How This Shift Benefits the Healthcare Ecosystem

Although the transition adds regulatory workload, it will lead to stronger patient protection, better quality oversight, and international alignment. The new system will reduce counterfeit or substandard device entry, improve post-market vigilance, and enhance confidence in Hong Kong’s healthcare supply chain. 

DDReg’s Capabilities

At DDReg, we view this regulatory evolution as a positive step toward global harmonization. Our experience in medical device registration, technical dossier preparation, and eCTD regulatory submissions across Asia-Pacific positions us to support companies through this change. 

Conclusion

The transition from MDACS listing to mandatory registration in Hong Kong marks a critical turning point for the region’s medical device market. Companies that act early, strengthen technical documentation, and align local compliance structures will gain a significant competitive advantage. 

The upcoming CMPR-led regulatory model will not only enhance public health protection but also elevate Hong Kong’s position as a trusted medical device hub in the Asia-Pacific region. 

Frequently Asked Questions:

Is medical device listing currently mandatory in Hong Kong?

Not for all commercial activities—at least for now. While MDACS has historically operated as a voluntary system, the regulatory environment is evolving. With the introduction of the Department of Health’s Stage C procurement requirements, all applicable medical devices—namely Class II–IV general devices and Class B–D IVDs—must be formally listed under MDACS to be eligible for use in public healthcare settings.

How will the transition affect my current application?

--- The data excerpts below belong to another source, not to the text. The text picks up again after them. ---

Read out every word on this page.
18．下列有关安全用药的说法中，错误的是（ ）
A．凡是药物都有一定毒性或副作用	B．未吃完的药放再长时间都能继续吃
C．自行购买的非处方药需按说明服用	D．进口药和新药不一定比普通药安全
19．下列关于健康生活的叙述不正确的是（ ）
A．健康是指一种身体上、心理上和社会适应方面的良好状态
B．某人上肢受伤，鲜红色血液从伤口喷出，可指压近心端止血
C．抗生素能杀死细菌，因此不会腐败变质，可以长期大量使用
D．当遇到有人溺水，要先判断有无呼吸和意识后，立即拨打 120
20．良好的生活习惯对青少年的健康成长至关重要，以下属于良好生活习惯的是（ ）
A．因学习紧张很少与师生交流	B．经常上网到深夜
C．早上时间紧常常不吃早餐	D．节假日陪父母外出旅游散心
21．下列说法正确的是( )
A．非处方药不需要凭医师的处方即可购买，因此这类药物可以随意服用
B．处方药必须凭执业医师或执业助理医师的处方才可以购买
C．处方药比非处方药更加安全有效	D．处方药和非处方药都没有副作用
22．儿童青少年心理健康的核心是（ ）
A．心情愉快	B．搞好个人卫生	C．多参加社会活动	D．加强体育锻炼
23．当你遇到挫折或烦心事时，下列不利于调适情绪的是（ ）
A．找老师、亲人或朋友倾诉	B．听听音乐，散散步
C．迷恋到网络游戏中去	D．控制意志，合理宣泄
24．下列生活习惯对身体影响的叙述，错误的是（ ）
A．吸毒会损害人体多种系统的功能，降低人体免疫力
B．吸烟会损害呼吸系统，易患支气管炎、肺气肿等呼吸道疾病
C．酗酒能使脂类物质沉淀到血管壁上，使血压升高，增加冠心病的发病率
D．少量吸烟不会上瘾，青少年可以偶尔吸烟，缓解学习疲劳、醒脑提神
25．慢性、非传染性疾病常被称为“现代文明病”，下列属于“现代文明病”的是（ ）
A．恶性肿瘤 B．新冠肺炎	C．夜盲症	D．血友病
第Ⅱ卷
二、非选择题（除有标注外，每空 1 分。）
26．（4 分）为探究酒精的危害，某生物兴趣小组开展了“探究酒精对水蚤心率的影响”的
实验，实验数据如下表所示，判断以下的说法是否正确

Applications that have already been submitted are generally reviewed under the requirements in place at the time of submission. However, the MDD continues to update its forms and technical expectations. For new submissions, it is important to align with the latest requirements, particularly in areas such as software validation, artificial intelligence, and cybersecurity considerations.

Are there official government fees for MDACS listing?

There are currently no government application fees for MDACS submissions. That said, companies should anticipate indirect costs associated with the process—such as regulatory consulting, document translation, and Local Responsible Person (LRP) services. Depending on the complexity and classification of the device, these costs typically range from approximately $2,000 to $40,000.